Strahlentelex mit ElektrosmogReport
Unabhängiger Informationsdienst zu Radioaktivität, Strahlung und Gesundheit
Nr. 608-609 / 26. Jahrgang, 3. Mai 2012

Folgen von Fukushima
"Wer kritisiert wird ausgegrenzt"
Die Lage ist dramatischer als zugegeben

von Thomas Dersee



In Japan werden Informationen über die Reaktorenkatastrophe von Fukushima zurückgehalten und Messungen verfälscht. Das erklärte der in Japan lebende Journalist und frühere Fernsehmoderator Takashi Uesugi auf einer Veranstaltung der IPPNW, der Gesellschaft für Strahlenschutz und des Deutsch-Japanischen Friedensforums am Abend des 13. April 2012 in Berlin. So habe er sich lange gewundert, weshalb seine eigenen Messungen der Ortsdosisleistungen immer höhere Werte ergaben als sie den offiziellen Angaben zufolge hätten sein sollen. Dann habe er die Vorbereitungen für die offiziellen Messungen beobachtet: Die Oberflächenerde wurde nach beiden Seiten weggeschaufelt und der Meßpunkt mehrmals mit Wasser übergossen, bevor das Meßgerät abgelesen wurde. So werde garantiert, daß die Werte unter 0,9 Mikrosievert pro Stunde blieben.

Uesugi beklagte auch die zähe Verflechtung von Atomindustrie und Politik in Japan. Politiker, die ihr Amt verlieren, würden häufig mit einem Posten zum Beispiel beim Stromkonzern Tepco versorgt, ähnlich wie das einst auch in Deutschland bei der Deutschen Bahn der Fall war. Das System mit gegenseitigen Gefälligkeiten und Abhängigkeiten sei nur schwer zu durchdringen. Wer die Vertuschungen und Verharmlosungen der Reaktorkatstrophe durch offizielle Stellen kritisiere, werde aus dem von der japanischen Elite geschaffenen System ausgegrenzt.

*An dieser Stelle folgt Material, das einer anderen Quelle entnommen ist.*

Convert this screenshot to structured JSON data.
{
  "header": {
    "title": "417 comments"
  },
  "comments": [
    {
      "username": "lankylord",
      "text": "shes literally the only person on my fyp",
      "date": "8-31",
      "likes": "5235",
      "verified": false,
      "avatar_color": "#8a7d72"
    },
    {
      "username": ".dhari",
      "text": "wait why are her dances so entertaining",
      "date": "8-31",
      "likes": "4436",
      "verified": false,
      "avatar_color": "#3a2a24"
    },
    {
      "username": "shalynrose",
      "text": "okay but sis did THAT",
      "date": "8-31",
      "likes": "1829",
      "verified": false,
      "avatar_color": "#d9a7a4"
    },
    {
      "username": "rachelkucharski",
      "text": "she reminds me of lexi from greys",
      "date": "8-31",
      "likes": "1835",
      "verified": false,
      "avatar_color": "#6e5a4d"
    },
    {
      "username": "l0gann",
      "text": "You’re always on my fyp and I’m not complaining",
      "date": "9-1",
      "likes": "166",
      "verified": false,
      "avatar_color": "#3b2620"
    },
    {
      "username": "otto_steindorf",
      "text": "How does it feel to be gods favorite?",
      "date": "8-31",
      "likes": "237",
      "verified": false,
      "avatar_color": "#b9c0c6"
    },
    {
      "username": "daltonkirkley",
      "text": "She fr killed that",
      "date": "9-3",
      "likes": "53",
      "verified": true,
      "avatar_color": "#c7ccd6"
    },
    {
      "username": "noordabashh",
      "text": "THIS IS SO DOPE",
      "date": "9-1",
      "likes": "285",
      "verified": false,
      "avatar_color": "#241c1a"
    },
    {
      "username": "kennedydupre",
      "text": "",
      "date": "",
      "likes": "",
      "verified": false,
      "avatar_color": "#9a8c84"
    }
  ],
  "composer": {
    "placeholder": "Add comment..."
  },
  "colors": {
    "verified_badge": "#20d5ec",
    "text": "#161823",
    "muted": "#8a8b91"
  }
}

In Japan sind von den insgesamt 54 Atomkraftwerken (AKW) aktuell 15 havariebedingt außer Betrieb. Die anderen, bis auf eines, werden überprüft und sind ebenfalls nicht am Netz. Die Hoffnung, daß mit dem letzten im Mai 2012 zur Überprüfung abzuschaltenden AKW Tomari auf Hokkaido keines mehr in Betrieb sein wird, muß sich jedoch nicht erfüllen, warnte Uesugi. Denn die japanische Regierung will den Atommeiler Ooi in der Präfektur Fukui wieder anlaufen lassen. Allerdings müsse der Gouverneur dieser Präfektur dem zustimmen, wogegen sich in der Bevölkerung Proteste regen. Die japanischen Medien jedoch schweigen über solche Proteste, beklagt Uesugi.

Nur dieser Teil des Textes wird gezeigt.